Через несколько лет после войны, отдыхая в санатории «Малеевка», я чем-то заболел. Пришла сестра, пожилая, с тихим голосом, сделана мне укол и вдруг спросила:
— А как поживает Лев Александрович?
Удивленный, я ответил, что все хорошо, здоров и работает, а потом в свою очередь спросил:
— Откуда вы его знаете?
— Ну как же не знать человека, который спас мне жизнь? — отвечала она.
В лагере она связалась с уголовниками, хотела уйти от них, они грозили убить — и убили бы, если бы Лев не взял ее санитаркой в больницу. Это было опасно для обоих.
Глубоко сожалею, что не сохранилось письмо члена-коррес-пондента Академии наук П.Н.Лукирского — я получил его в годы войны.

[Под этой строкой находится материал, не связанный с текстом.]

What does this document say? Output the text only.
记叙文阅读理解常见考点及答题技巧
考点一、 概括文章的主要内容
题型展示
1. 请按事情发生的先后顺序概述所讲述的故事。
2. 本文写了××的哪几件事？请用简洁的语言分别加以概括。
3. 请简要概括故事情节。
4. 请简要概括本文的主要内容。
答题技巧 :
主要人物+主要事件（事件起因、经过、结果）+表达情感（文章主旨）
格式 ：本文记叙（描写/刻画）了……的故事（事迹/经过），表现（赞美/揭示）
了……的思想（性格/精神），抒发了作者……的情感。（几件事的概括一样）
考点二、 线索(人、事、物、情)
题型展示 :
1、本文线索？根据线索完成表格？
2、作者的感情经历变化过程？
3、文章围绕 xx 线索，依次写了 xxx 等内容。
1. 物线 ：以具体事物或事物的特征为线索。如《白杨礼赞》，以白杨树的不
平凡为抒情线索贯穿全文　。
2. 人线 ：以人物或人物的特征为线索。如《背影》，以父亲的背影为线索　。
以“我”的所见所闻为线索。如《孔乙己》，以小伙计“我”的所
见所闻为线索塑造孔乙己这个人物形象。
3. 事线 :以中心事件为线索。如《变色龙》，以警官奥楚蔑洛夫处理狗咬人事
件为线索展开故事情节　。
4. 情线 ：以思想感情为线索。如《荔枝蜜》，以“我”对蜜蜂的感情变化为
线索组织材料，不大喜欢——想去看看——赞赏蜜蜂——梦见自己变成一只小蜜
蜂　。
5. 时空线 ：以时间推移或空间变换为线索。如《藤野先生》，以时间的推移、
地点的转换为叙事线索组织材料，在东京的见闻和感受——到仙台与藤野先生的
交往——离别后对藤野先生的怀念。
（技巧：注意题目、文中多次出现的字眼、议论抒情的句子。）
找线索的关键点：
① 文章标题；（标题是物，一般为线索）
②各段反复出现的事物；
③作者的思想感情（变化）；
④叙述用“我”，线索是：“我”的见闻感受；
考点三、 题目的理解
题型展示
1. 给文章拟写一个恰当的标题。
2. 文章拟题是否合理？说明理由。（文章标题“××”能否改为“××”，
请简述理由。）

Он с такой теплотой отзывался о Льве, что, читая письмо, я с трудом удерживался от слез. Физически спасли Лукирского дрожжи из ягеля, а психологически — что было несравненно важнее — мой брат, вернувший ему любовь и волю к работе и жизни. Он вышел на свободу годами двумя позже, чем Лев.
Быть может, найдутся читатели, которые упрекнут меня в пристрастной оценке его личности, — все- таки брат! Но у кого еще хватило бы энергии, чтобы, положив начало медицинской вирусологии в Советском Союзе, повернуть к дрожжам, к производству спирта из ягеля — словом, к делу, о котором он до тех пор не имел никакого понятия!
Он и в своих мемуарах пишет о лагерной жизни не как зэк, сосланный за измену родине, а как научный работник, откомандированный на Печору для экспериментального изготовления витаминов.
Я помню одно из его писем к З.В., кажется, в зиму 1942 года. Трудно было поверить, что оно написано человеком, которого вырвали из привычного круга людей науки, унизили, уничтожили, сломали. Как бы не так! В своем письме Лев поэтически рисовал красоту северной природы и цитировал любимое стихотворение Фета:
…И плачу я, как первый иудей На рубеже страны обетованной.